Finlandese, quarantenne, sax tenore, Timo Lassy si mette in luce sia con band quali U-Street All Stars e Five Corners Quintet sia scrivendo musiche per il cinema, benché sia con il proprio gruppo la Timo Lassy Band, da dieci anni in qua a ottenere un progressivo successo completato ora dalla nuova raccolta Love Bullet.

Timo ci parli subito di questo nuovo lavoro discografico? 
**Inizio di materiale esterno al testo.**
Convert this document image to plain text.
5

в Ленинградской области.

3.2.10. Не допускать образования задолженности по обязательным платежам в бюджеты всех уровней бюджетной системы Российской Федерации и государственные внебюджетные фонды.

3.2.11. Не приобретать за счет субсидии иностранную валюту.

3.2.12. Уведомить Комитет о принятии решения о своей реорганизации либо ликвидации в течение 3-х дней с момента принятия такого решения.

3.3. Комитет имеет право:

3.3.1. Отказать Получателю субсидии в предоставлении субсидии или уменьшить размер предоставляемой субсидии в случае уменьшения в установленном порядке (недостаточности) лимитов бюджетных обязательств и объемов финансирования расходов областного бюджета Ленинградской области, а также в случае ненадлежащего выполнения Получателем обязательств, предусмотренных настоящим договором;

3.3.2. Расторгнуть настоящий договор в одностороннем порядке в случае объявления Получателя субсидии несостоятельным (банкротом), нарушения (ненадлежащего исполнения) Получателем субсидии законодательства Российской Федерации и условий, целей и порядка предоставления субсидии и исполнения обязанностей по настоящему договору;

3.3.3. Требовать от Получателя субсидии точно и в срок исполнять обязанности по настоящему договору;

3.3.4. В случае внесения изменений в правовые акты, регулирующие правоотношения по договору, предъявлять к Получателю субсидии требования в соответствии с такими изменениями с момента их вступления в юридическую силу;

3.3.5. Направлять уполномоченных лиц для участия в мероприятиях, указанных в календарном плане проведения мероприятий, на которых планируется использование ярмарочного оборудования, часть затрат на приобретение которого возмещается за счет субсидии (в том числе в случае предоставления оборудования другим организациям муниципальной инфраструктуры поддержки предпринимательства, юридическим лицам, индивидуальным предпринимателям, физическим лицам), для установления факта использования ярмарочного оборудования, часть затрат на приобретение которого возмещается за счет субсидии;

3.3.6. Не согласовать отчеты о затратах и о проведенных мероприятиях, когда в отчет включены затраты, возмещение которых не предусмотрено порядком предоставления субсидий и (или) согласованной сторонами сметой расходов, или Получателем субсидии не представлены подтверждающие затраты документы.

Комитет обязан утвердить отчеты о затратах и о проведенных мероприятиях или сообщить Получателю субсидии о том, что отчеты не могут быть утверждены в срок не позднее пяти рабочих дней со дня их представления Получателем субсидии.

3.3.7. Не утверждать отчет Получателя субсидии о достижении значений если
È il quinto lavoro a mio nome, sono riuscito ad avere la stessa line-up originale degli album, perché è fondamentale lavorare con Teppo alla batteria, Antti al basso, Abdissa alle percussioni e Giorgios all’organo e al Wurlizer. Ci sono anche due ospiti speciali in alcuni brani che veramente espandono il suono nella direzione giusta: due bei giovani talenti come Jukka Eskola alla tromba e Panu Savolainen al vibrafono. Rispetto al mio precedente In With Lassy del 2012, i brani contenuti in Love Bullet lasciano decisamente più spazio alla scrittura che all’improvvisazione…

In tal senso hai di proposito omaggiato certe atmosfere tipiche della Blue Note Records? 

Di sicuro il sound riflette i miei ascolti di album jazz degli anni Cinquanta-Sessanta. Questo è lo stile che rappresenta un’epoca verso cui nutro una grande passione. Ma per me non si tratta di un mero tributo, certo, abbiamo preso un paio di cose qua e là dal passato, ma spero che gli ascoltatori avvertano, in generale, qualcosa di nuovo e fresco. Prendi ad esempio il brano Undecided e ti è subito chiaro con che feeeling suona la band!

Ascoltando la tua musica, sembra che tu sia nato con il jazz, che lo abbia ascoltato fin da piccolo, è così? 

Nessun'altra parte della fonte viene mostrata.